Sehr erfolgreich präsentierte sich unser Club 1994/95/96 auf der Internationalen Schwarzwildprüfung in Przechlewo in Polen. Leider scheint, nachdem meine Familie 1996 unfreiwillig ohne Auto von der Prüfungsteilnahme zurückkam, niemand mehr Lust zu haben, an dieser hochklassigen jagdkynologischen Veranstaltung teilzunehmen - eigentlich sehr Schade.

Mit dem Deutschen Club für Nordische Hunde e. V. haben wir seit 1992 Kontakte. Wir empfinden denselben nicht als Konkurrenz, da er keine jagdliche Leistungszucht betreibt und die Jagdhundeabteilung im DCHN verschwindend klein ist.

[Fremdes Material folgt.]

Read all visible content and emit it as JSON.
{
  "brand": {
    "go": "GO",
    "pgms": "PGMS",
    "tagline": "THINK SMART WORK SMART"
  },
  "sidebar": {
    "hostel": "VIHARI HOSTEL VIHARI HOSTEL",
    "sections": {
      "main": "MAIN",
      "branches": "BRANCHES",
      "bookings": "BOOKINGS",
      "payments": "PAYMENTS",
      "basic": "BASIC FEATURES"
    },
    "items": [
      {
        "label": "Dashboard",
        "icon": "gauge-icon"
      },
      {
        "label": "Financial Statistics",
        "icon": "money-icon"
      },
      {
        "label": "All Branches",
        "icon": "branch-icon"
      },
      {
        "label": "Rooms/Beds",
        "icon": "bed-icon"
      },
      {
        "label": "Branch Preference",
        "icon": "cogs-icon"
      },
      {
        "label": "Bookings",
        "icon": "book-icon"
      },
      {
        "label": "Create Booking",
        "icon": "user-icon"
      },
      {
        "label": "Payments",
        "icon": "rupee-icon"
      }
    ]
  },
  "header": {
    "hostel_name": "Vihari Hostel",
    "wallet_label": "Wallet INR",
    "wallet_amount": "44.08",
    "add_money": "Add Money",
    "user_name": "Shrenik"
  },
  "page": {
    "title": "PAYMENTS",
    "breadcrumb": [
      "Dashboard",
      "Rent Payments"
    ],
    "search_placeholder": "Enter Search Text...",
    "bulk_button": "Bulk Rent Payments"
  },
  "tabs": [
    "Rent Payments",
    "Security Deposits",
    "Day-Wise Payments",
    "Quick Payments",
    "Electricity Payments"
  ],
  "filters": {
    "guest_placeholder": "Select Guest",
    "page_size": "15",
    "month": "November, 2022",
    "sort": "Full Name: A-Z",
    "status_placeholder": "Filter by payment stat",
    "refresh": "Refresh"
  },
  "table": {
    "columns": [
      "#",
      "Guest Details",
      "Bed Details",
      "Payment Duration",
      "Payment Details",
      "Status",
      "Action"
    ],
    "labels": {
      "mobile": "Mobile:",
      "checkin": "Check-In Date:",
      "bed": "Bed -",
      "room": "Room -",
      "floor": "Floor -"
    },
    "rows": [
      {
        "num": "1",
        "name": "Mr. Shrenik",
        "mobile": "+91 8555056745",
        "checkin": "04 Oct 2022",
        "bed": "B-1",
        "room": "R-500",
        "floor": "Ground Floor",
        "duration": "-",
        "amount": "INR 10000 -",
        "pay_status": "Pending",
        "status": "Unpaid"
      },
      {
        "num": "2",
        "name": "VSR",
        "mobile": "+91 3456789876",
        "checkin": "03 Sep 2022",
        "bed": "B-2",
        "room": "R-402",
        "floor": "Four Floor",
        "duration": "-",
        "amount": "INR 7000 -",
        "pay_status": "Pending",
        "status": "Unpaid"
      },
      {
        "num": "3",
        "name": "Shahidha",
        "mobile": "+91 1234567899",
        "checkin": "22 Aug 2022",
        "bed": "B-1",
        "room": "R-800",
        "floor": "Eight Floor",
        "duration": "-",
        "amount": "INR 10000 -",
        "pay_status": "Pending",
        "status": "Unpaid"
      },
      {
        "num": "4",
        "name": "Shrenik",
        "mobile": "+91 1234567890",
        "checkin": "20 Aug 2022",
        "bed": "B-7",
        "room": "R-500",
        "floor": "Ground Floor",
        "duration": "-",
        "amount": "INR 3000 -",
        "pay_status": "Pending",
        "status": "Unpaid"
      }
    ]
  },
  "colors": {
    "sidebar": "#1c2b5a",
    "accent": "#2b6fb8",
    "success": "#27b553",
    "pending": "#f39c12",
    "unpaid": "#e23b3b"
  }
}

10 Jahre Laika-Club e. V. sind für mich auch undenkbar ohne die freundschaftlichen Kontakte zu unserem Ehrenmitglied Alexander Gurinowitsch aus Minsk. Ich kenne ihn seit 1989 und er nimmt seit vielen Jahren den weiten Weg auf sich, um auf unseren Zuchtschauen als Richter zu fungieren. Er richtet jedoch nicht nur unsere Hunde, sondern bildet dabei auch unsere Zuchtrichter weiter, hilft bei der Beschaffung von ausgesuchten Hunden zur Blutauffrischung und - und ich finde, daß ist das Wichtigste - ist einfach ein guter Freund.

Es liegt in der Natur der Sache, daß 10 Jahre Laika-Club natürlich auch herbe Enttäuschungen, Mißerfolge und andere unangenehme Erfahrungen mit sich brachten. Der Mensch neigt glücklicherweise dazu, solch Erfahrungen wieder zu vergessen. Möge unser nun schon 10 Jahre alter "Welpe" weiter wachsen und gedeihen, sich zu einem leistungsstarken Gebrauchshund entwickeln. Wichtig erscheint mit dabei, daß der "Russenhund" in Deutschland nicht der Größte werden muß aber einer der besten sein sollte.